人は誰も、心に二人の円楽(先代)が潜んでいる。
すなわち、ブラック円楽とホワイト円楽。
ブラック円楽は悪の化身で「山田くん、座布団全部とっちゃいなさい」とささやき周囲を貶める。
それに対しホワイト円楽は「山田くん、座布団二枚あげてください」、と他人のよいところを積極的に見つけて、より高みに人々が登っていけるよう力を貸す。
以前に大学生の政策立案コンテストの審査員に呼ばれたことがある。そのときは7:3でホワイト円楽が勝った。

 

医療分科会ということで、5大学から医療関連の政策提言を受けコメントし採点したのだが、どのチームも統計解析を駆使して現状分析をしているのには感心。
テーマとしては医師の偏在、在宅医療推進のためのナースプラクティショナー養成、救急車の有料化、若者の献血離れ対策、日本と中国の医療問題についてをそれぞれのチームが挙げていた。

 

ホワイト円楽とブラック円楽を駆使してコメントし、総評では以下の3冊の本を推薦。
備忘録として推薦理由とともに。

1.『生命と自由を守る医療政策』 印南一路他 東洋経済 2011年
 現状分析を徹底的にやっても、政策提言が自動的に出てくるわけではない。
 「is; である」を突き詰めても、「ought; べき」が自然に導かれるわけではないからだ(Hume's guillotine;ヒュームのギロチンというそうな。参考文献 ヒューム『人性論』中公クラシックス 2010年 p.185-192)。
 たとえば、医療の地域格差があるという「is」、事実があるとしても、「社会に格差はあって当然。むしろ格差があるから這い上がろうとして皆努力するのだ」という価値観の人と、「格差は問題。格差がありすぎると世の中が乱れる」と言う考えの人では導き出される政策が180度異なる。
 実は政策を考えるうえで大事なのはどのような価値観や倫理に基づいて国や社会が動いているかを知ることだ、という例として本書を提示。

 

2.『500億ドルでできること』ビョルン・ロンボルグ バジリコ株式会社 2008年
 38人の経済学者が「世界をよりよくするためにあと500億ドル使えるとしたら、一番に投資すべきことは何か」ということを議論した、コペンハーゲン・コンセンサスの本。
 日本にも世界にも問題は山積みで、けれどもそれらすべてをいっぺんに解決するだけの資源やマンパワーはない。
 だからといってあきらめるのではなく、優先順位をつけて解決を図るのが「an idealist without illusion;幻想なき理想主義者」の姿である。
 そのためには政策でもコストパフォーマンスというものを考える必要がある。
 そんなことを学べる一冊。

 

3.『貧乏人の経済学 もういちど貧困問題を根っこから考える』 A・V・バナジー&E・デュフロ みすず書房 2012年
 自然科学では様々に条件を変えて実験を繰り返すことで自然法則を探っていく。
 それに比べ、社会事象は一回限りのことなので条件を変えた実験(ランダム化対照試験)ができないから、どんな政策が有効でどんな政策がそうでもないかというのは本当はよくわからないというのが今までの感覚だった。
 しかしMIT教授と助教の著者二人によれば、開発経済学の分野では、たとえば地域の貧困問題を解決するために、ある地域では政策Aを、同じ貧困レベルの他地域では政策Bを、そしてさらに他の地域では政策Cを行い、数年後にそれぞれの地域の貧困度を計測することで政策A,B,Cの比較をし、有効性の優劣をつけるという研究が行われているそうだ。
 本来は、我が国の特区制度もそうした比較実験のための制度だったんじゃないだろうか。

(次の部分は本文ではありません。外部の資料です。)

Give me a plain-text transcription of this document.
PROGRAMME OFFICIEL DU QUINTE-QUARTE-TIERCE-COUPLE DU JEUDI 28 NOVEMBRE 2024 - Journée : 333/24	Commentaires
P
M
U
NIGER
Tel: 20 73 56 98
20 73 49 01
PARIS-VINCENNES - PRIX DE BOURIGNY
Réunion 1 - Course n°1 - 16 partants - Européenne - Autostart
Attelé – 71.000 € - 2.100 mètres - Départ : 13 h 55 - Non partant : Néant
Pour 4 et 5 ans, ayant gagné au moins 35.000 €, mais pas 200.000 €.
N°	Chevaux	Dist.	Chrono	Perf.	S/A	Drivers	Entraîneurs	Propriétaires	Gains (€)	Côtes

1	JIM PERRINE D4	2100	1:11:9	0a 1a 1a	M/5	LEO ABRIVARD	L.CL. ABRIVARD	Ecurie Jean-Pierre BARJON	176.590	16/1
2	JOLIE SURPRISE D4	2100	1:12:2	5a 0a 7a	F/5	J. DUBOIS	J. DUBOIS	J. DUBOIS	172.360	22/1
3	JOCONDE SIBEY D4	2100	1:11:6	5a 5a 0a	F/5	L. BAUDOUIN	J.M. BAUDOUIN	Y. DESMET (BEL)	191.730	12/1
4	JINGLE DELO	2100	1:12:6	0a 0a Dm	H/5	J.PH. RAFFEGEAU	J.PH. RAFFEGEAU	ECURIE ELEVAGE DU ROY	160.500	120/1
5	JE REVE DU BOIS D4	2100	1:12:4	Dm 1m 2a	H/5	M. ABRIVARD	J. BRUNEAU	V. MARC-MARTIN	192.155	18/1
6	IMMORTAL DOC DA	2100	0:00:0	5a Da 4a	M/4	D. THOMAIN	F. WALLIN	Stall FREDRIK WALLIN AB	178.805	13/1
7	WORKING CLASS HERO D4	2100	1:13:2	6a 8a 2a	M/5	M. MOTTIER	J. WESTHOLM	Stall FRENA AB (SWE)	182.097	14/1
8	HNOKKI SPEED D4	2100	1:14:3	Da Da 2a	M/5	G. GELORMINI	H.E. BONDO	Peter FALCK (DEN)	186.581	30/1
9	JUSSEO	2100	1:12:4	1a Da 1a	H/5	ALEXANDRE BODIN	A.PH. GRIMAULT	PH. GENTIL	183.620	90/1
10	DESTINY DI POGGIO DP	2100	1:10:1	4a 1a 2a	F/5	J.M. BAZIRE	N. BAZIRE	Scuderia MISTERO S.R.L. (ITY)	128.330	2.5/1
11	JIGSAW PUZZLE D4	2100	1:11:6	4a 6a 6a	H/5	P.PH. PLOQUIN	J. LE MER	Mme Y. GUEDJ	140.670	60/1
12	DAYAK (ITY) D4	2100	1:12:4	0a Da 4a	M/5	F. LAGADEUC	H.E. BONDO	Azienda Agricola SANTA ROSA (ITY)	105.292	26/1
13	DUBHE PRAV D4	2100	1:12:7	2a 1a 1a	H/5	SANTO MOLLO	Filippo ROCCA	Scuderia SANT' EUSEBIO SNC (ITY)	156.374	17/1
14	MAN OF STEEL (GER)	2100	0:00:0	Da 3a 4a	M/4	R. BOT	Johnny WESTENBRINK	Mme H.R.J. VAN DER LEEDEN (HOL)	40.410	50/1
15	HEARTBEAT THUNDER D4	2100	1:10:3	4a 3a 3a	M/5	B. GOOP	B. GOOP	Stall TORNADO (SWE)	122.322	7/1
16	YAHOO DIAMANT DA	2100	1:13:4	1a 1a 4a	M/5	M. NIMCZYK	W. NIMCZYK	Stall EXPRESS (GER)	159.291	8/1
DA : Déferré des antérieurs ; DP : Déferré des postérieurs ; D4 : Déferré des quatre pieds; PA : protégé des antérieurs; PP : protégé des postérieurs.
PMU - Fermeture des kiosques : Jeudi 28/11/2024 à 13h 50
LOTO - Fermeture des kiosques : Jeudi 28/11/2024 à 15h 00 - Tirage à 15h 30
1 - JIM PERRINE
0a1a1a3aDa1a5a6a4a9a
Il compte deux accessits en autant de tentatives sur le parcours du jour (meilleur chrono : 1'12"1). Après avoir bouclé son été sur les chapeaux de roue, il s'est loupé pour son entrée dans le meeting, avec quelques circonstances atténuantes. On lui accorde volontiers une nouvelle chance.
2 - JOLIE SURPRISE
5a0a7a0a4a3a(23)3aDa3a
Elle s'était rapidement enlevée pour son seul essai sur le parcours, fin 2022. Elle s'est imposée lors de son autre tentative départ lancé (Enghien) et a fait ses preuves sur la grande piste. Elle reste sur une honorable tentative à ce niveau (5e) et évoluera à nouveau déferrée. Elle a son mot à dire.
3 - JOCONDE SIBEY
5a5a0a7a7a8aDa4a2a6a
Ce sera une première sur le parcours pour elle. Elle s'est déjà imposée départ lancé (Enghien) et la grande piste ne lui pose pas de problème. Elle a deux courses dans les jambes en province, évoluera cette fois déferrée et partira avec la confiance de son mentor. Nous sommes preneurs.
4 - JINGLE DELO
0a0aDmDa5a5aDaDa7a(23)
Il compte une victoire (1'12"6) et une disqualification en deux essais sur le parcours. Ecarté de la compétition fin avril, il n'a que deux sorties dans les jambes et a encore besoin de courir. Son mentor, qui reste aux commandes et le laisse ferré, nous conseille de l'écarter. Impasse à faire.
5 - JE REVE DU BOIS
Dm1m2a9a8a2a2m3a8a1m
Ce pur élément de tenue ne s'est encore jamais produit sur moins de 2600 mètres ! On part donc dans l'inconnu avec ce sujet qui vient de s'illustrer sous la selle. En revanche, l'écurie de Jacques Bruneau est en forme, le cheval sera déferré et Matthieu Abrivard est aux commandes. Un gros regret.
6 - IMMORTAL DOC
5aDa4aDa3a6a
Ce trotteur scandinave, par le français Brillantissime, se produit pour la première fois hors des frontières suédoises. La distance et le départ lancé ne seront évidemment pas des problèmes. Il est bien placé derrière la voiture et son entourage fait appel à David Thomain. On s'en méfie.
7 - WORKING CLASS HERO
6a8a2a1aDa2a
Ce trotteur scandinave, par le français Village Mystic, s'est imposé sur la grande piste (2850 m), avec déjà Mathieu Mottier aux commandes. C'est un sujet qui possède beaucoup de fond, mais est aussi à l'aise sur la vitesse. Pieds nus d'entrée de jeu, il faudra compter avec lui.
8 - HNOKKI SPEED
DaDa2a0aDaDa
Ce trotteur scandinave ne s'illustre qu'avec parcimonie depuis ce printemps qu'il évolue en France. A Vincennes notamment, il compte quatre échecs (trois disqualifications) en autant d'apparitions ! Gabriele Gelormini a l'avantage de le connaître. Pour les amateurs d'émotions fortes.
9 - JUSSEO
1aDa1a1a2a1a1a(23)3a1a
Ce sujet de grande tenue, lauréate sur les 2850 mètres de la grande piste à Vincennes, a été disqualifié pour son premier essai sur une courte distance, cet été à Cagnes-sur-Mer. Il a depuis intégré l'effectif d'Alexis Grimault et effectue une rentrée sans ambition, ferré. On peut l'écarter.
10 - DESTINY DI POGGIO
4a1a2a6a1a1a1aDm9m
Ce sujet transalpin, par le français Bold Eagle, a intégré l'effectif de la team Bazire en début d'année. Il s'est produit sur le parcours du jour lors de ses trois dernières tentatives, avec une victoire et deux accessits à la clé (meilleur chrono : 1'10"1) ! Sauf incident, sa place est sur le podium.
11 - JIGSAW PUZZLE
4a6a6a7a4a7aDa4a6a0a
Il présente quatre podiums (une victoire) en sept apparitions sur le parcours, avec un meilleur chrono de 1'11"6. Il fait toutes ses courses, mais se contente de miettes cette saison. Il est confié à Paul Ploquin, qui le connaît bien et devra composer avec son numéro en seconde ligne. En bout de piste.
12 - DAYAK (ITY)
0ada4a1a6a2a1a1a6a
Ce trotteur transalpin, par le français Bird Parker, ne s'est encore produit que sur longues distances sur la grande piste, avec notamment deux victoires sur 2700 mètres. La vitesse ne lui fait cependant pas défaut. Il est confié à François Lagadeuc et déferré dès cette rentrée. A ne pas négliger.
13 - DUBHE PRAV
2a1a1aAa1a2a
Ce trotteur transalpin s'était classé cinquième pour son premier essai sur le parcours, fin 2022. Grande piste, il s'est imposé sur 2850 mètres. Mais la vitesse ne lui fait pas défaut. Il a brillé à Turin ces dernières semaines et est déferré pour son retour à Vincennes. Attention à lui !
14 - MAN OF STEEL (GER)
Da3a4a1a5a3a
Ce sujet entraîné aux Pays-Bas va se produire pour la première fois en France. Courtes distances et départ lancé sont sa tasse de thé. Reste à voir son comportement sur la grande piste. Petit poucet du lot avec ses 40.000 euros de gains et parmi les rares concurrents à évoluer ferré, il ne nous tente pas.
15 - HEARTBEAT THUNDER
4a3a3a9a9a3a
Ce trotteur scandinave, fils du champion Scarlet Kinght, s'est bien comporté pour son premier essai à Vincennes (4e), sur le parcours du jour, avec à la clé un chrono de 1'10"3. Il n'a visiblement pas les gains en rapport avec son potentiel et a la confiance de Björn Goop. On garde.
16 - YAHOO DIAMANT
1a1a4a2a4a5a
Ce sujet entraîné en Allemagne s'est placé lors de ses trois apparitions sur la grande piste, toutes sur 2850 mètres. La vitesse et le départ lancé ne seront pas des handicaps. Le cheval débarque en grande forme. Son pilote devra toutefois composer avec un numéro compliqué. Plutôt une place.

(政策コンテストに呼ばれたのは2013年のことで、今だったら中室牧子『「学力」の経済学』 ディスカヴァー・トゥエンティワン 2015年も紹介するかもしれない。同書の中でもバナジーとデュフロの仕事は紹介されている。Kindle版 1044/2162あたり)
  
 あのときの政策コンテストに参加した大学生の、誰か一人でも上記の本を手にとってパラパラと頁をめくってくれることがあれば本当にうれしいと思う。
そんな参加者がいたら、それこそホワイト円楽から座布団何十枚あげたっていいくらいである。